In June 1961, an itinerate drifter named Clarence Earl Gideon was charged with breaking into a pool room in Bay Harbor, Fla., and stealing $5 in change and a few bottles of beer and soda. He was unable to afford counsel to represent him and, when he appeared before the trial judge on the day set for trial, he told the judge that he was not ready for trial. The following colloquy ensued:

Court: Why aren’t you ready?

Defendant: I have no Counsel.

Court: Why do you not have Counsel? Did you not know your case was set for trial today?

Defendant: Yes, sir, I knew that it was set for trial today.

Court: Why, then, did you not secure Counsel and be prepared to go to trial?

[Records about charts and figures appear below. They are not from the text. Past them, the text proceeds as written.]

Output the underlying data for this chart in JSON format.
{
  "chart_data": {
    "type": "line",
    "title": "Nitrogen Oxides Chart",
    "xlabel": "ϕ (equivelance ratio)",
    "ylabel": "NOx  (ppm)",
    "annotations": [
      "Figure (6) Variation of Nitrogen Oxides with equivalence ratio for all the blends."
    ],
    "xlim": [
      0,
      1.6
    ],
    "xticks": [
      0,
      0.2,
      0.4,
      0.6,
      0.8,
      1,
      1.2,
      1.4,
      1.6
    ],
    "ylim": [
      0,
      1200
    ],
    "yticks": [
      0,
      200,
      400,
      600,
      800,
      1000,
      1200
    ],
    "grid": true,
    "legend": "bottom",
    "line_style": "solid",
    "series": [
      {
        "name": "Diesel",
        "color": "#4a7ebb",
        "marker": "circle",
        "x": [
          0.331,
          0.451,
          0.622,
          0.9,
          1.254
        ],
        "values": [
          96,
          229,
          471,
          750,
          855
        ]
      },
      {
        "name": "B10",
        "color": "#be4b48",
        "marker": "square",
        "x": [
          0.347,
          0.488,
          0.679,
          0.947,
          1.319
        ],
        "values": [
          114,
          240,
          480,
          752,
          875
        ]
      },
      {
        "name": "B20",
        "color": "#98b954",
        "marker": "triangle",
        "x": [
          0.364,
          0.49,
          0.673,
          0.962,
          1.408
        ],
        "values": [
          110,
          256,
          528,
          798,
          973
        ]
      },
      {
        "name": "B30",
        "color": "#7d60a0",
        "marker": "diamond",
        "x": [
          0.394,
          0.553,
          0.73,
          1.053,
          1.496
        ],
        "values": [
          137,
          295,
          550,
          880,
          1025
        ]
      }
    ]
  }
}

Defendant: Your Honor … I request this Court to appoint Counsel to represent me in this trial.

Court: Mr. Gideon, I am sorry, but I cannot appoint Counsel to represent you in this case. Under the laws of the state of Florida, the only time the Court can appoint Counsel to represent a Defendant is when that person is charged with a capital offense.

Defendant: The United States Supreme Court says I am entitled to be represented by Counsel.

Court: Let the record show that the Defendant has asked the Court to appoint Counsel to represent him.

The trial judge denied Gideon’s request for appointed counsel and Gideon represented himself. He was convicted and sentenced to five years in prison. He appealed the sentence and subsequently filed a request for a writ of habeas corpus with the Florida Supreme Court, arguing that the U.S. Constitution’s Sixth Amendment mandated that he should have received the assistance of counsel at trial, without charge. The Florida Supreme Court denied his request for issuance of the habeas writ and Gideon appealed this decision to the U.S. Supreme Court, filing his appeal in handwritten pleadings.

Gideon was wrong when he told the Florida trial judge that the "United States Supreme Court says I am entitled to be represented by Counsel." The court’s precedents in place at that time only required the appointment of counsel in capital cases, as the trial judge told Gideon in the colloquy. Yet, as every lawyer, law student and most laypeople know today, the U.S. Supreme Court took his appeal and, in a unanimous opinion, changed the face of criminal procedure in most jurisdictions and international courts throughout the world. It held that all indigent defendants charged with serious crime are entitled to counsel, without cost, if they are unable to afford to hire a lawyer. On retrial, Gideon was represented by appointed counsel and he was acquitted by a jury after less than one hour of deliberations.

Today we celebrate the 50th anniversary of Gideon v. Wainwright, 372 U.S. 335 (1963). It is probably the U.S. Supreme Court’s most important decision in the criminal procedure realm. Along with the Fifth Amendment right against self-incrimination and the Fourth Amendment right against unreasonable searches and seizures, our lay citizens take the right announced in Gideon to be one of the bedrock aspects of citizenship or residency in this country. Justice Hugo Black famously stated in an opinion, "Lawyers in criminal courts are necessities, not luxuries." Yet, as a good number of commentators and editorialists have recently observed, the right, hallowed in Gideon and a number of subsequent U.S. Supreme Court decisions, has become chimerical. In response to Gideon, New Jersey, like many other states, established an Office of the Public Defender and systems for the appointment of private counsel in criminal cases, seeking to discharge the state’s constitutional obligation. It is now common knowledge that the public defender’s office in this state, and in most other states, is woefully underfunded and understaffed, with huge case-loads that prevent even the best of lawyers from giving their cases the time and attention they deserve. A 2011 Justice Policy Institute study found that, for every dollar spent on indigent defense, $14 is spent on mechanisms designed to incarcerate prisoners. In 2007, the nationwide caseload average in state public defender’s offices was a dreadful 352 cases per lawyer. These offices are so inadequately underfunded that they simply do not have the ability anymore "to attract and compensate good lawyers as well as pay for experts and investigators."

"When defenders do not have access to sufficient resources, they may be unable to interview key witnesses, collect or test physical evidence, or generally prepare and provide quality defense for their client, resulting in poorer outcomes for the client," the study found.

This was similar to the conclusion reached in a series of studies conducted over the last decade, including a 2004 ABA-funded study titled "Gideon‘s Broken Promise: America’s Continuing Quest for Equal Justice" and a 2009 study titled "Justice Denied: America’s Continuing Neglect of Our Constitutional Right to Counsel," published by the National Right to Counsel Committee and the Constitution Project. There is now a veritable chorus of complaints about the state of affairs in the world of indigent defense.

On this 50th anniversary of one of the most important jurisprudential events in our constitutional history, we urge our lawmakers and executive policy-makers to wake up and smell the coffee. Justice is the essence of good government. We must provide it.